The current research article delivers a numerical study of an electrically conducting magnetohydrodynamic nonlinear convection flow of micropolar fluid over a slendering stretching surface. The flow is laminar and time independent. The influence of viscous dissipation, Joule heating, non-uniform heat source or sink, temperature-dependent thermal conductivity and thermal radiation is deemed. Heat-transfer characteristics are scrutinized with the aid of modified Fourier's law. We presented simultaneous solutions for a flat surface and variable thickened surface. At first, appropriate similarity transformations are considered to convert the basic partial differential equations as ordinary ones and then solved by the successive application of numerical procedures such as shooting and fourth-order Runge-Kutta method.
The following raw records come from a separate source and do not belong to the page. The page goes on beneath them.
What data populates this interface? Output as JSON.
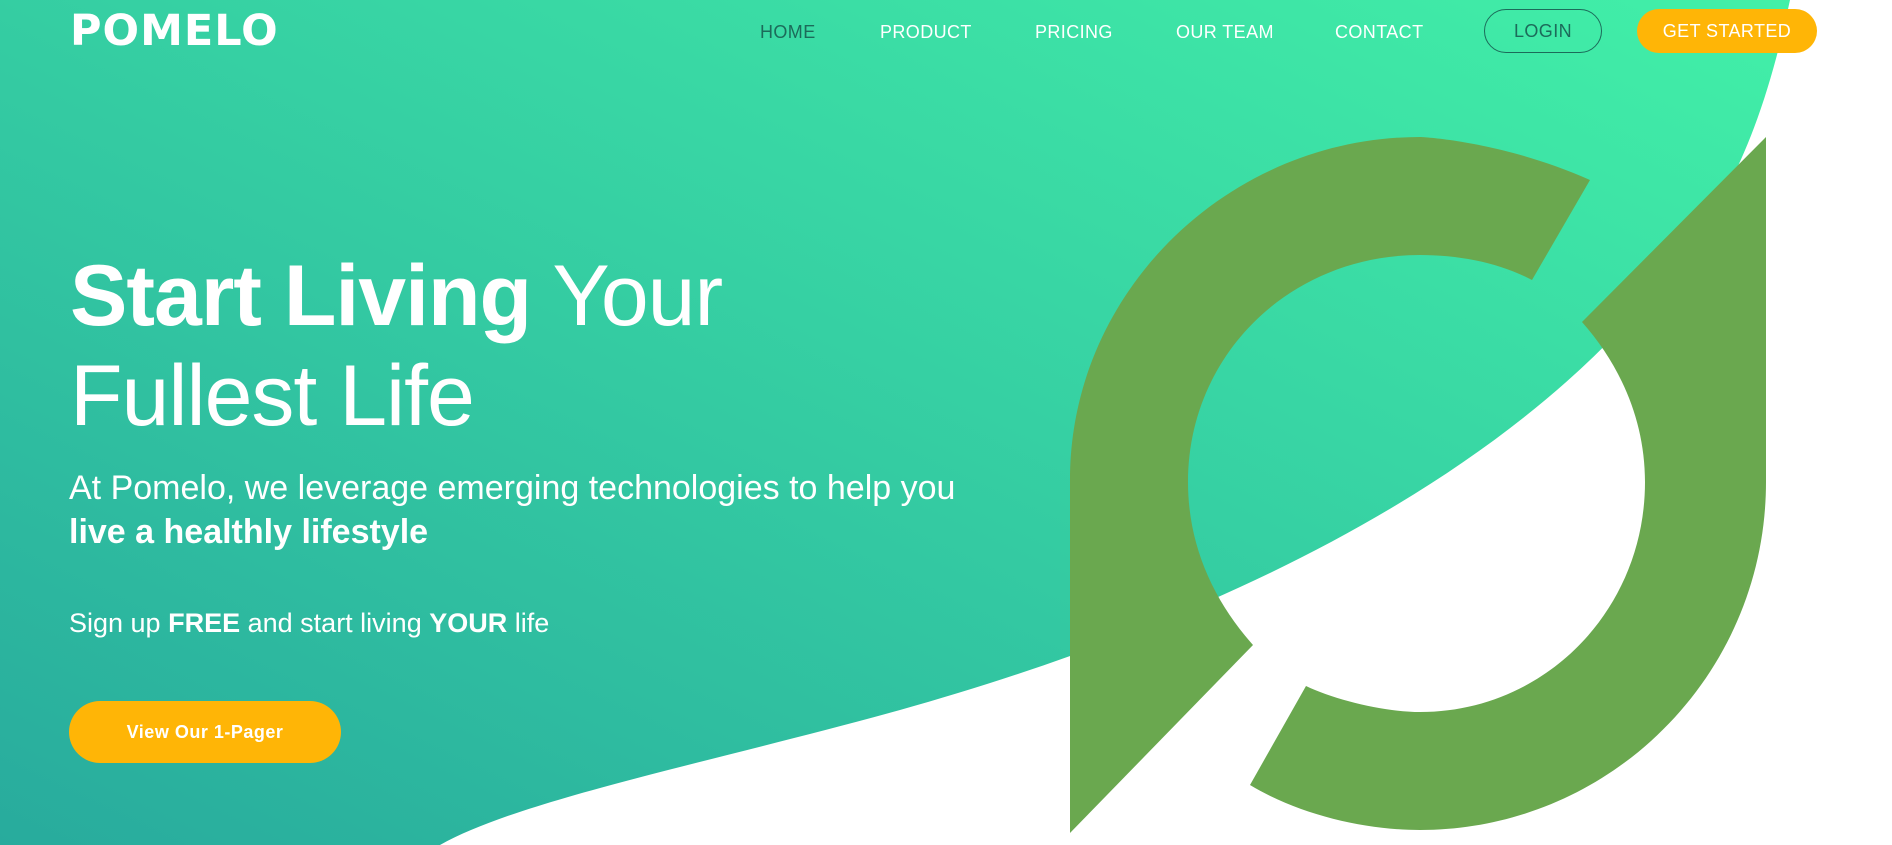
{
  "brand": {
    "logo_text": "POMELO"
  },
  "nav": {
    "items": [
      {
        "label": "HOME",
        "active": true
      },
      {
        "label": "PRODUCT",
        "active": false
      },
      {
        "label": "PRICING",
        "active": false
      },
      {
        "label": "OUR TEAM",
        "active": false
      },
      {
        "label": "CONTACT",
        "active": false
      }
    ],
    "login_label": "LOGIN",
    "get_started_label": "GET STARTED"
  },
  "hero": {
    "headline_bold": "Start Living",
    "headline_light_1": "Your",
    "headline_light_2": "Fullest Life",
    "subline_regular": "At Pomelo, we leverage emerging technologies to help you",
    "subline_bold": "live a healthly lifestyle",
    "signup_1": "Sign up",
    "signup_2": "FREE",
    "signup_3": "and start living",
    "signup_4": "YOUR",
    "signup_5": "life",
    "cta_label": "View Our 1-Pager"
  },
  "colors": {
    "gradient_start": "#28ab9d",
    "gradient_end": "#42f0a8",
    "accent_yellow": "#ffb506",
    "mark_green": "#6aa84f",
    "nav_active": "#1c6b5a"
  }
}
Graphs are delineated to observe the influence of diverse nondimensional parameters on the flow fields. Along with the skin friction coefficient, couple stress coefficient and local Nusselt number are also discussed and bestowed with the support of the table. Results stipulate that the distribution of temperature increases with thermal relaxation and radiation parameters, but a contradictory outcome is spotted for Prandtl number. Also, the microrotation velocity is suppressed with an enhancement in magnetic field parameter, but an opposite trend is observed for buoyancy force.